Pur Autre Vie

I'm not wrong, I'm just an asshole

Sunday, May 02, 2010

Hell in a Very Small Blog

So a while ago I read Hell in a Very Small Place, by Bernard Fall. Fall was a French journalist and academic who spent several years in Vietnam (ultimately dying there in 1967 after stepping on a landmine). Hell is the story of the battle of Dien Bien Phu. Dien Bien Phu literally means "seat of the border county prefecture." It was a sleepy town in a remote valley until the French chose to locate a military base there, complete with airstrip, in 1953. The Vietnamese Communists (the Viet Minh), under the military leadership of Vo Nguyen Giap (still kicking at the age of 98), decided to concentrate their forces on Dien Bien Phu. It was a major logistical effort, and in a sense it was exactly what the French wanted. The Viet Minh didn't engage in guerilla tactics. They brought in artillery, anti-aircraft guns, and a large conventional army. This was supposed to be the kind of fight the French were bound to win.

But as it turned out, the French were ill-supplied and out-gunned. Once the Viet Minh had their guns trained on the airstrip, it became impossible to supply the French base except by airdrop. The Viet Minh tightened the noose and brought in more anti-aircraft, and more and more of the supplies (including ammunition) started dropping into Viet Minh hands. The base was overrun on May 7, 1954, and the surviving French troops were marched to prison camps. It was a major humiliation and basically the end of the French military presence in Vietnam.

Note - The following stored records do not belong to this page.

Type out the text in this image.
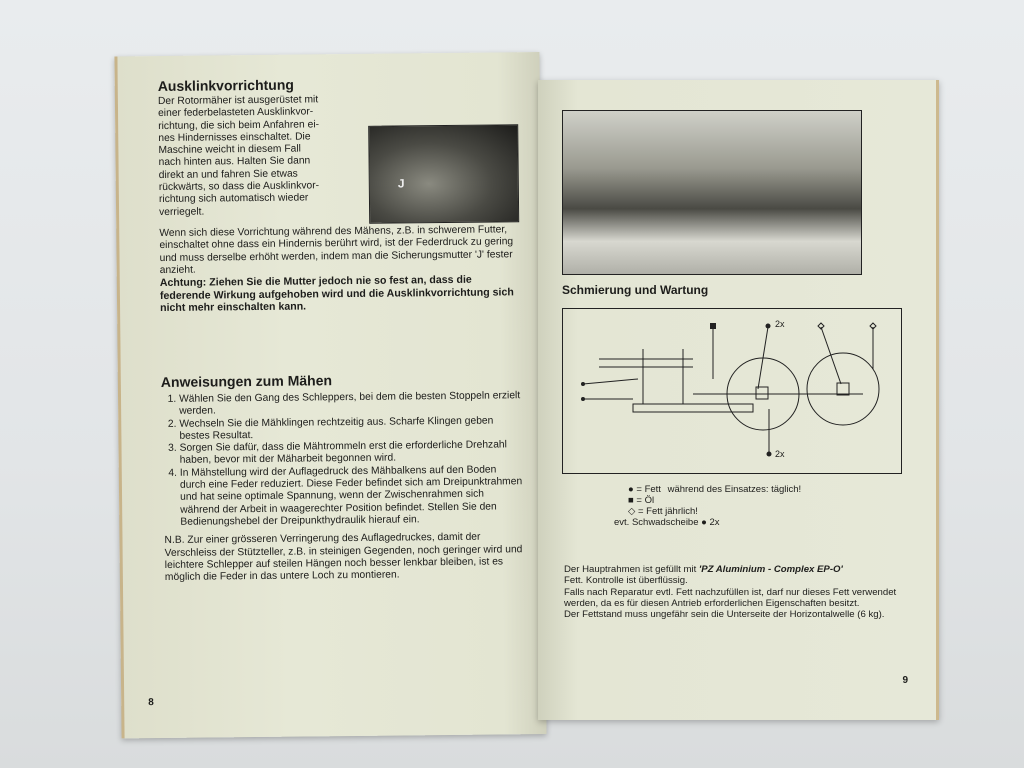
Ausklinkvorrichtung
Der Rotormäher ist ausgerüstet mit
einer federbelasteten Ausklinkvor-
richtung, die sich beim Anfahren ei-
nes Hindernisses einschaltet. Die
Maschine weicht in diesem Fall
nach hinten aus. Halten Sie dann
direkt an und fahren Sie etwas
rückwärts, so dass die Ausklinkvor-
richtung sich automatisch wieder
verriegelt.
J
Wenn sich diese Vorrichtung während des Mähens, z.B. in schwerem Futter, einschaltet ohne dass ein Hindernis berührt wird, ist der Federdruck zu gering und muss derselbe erhöht werden, indem man die Sicherungsmutter 'J' fester anzieht.
Achtung: Ziehen Sie die Mutter jedoch nie so fest an, dass die federende Wirkung aufgehoben wird und die Ausklinkvorrichtung sich nicht mehr einschalten kann.
Anweisungen zum Mähen
1. Wählen Sie den Gang des Schleppers, bei dem die besten Stoppeln erzielt werden.
2. Wechseln Sie die Mähklingen rechtzeitig aus. Scharfe Klingen geben bestes Resultat.
3. Sorgen Sie dafür, dass die Mähtrommeln erst die erforderliche Drehzahl haben, bevor mit der Mäharbeit begonnen wird.
4. In Mähstellung wird der Auflagedruck des Mähbalkens auf den Boden durch eine Feder reduziert. Diese Feder befindet sich am Dreipunktrahmen und hat seine optimale Spannung, wenn der Zwischenrahmen sich während der Arbeit in waagerechter Position befindet. Stellen Sie den Bedienungshebel der Dreipunkthydraulik hierauf ein.
N.B. Zur einer grösseren Verringerung des Auflagedruckes, damit der Verschleiss der Stützteller, z.B. in steinigen Gegenden, noch geringer wird und leichtere Schlepper auf steilen Hängen noch besser lenkbar bleiben, ist es möglich die Feder in das untere Loch zu montieren.
8
Schmierung und Wartung
2x
2x
● = Fett während des Einsatzes: täglich!
■ = Öl
◇ = Fett jährlich!
evt. Schwadscheibe ● 2x
Der Hauptrahmen ist gefüllt mit 'PZ Aluminium - Complex EP-O'
Fett. Kontrolle ist überflüssig.
Falls nach Reparatur evtl. Fett nachzufüllen ist, darf nur dieses Fett verwendet werden, da es für diesen Antrieb erforderlichen Eigenschaften besitzt.
Der Fettstand muss ungefähr sein die Unterseite der Horizontalwelle (6 kg).
9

Over the next week I'll post particularly gripping passages from Hell. The book is hard to recommend because it is 466 pages of military history, but it contains more than its share of human drama. I hope I can capture some of that on my blog by literally copying it word for word.

A few minor notes: I will try to refer to the Vietnamese Communists as "Viet Minh" rather than "Vietnamese." There were plenty of Vietnamese who fought for the French, and as we shall see, some of them were exceptionally brave. Although I will refer to all soldiers fighting for the French as "French," many were not French at all. Some were in the French Foreign Legion, some were soldiers from French colonies like Morocco and Algeria. Others, of course, were Vietnamese. Still others were tribesmen from Vietnam who were not ethnically Vietnamese.

But I hope to keep my commentary light and let Fall's book speak for itself.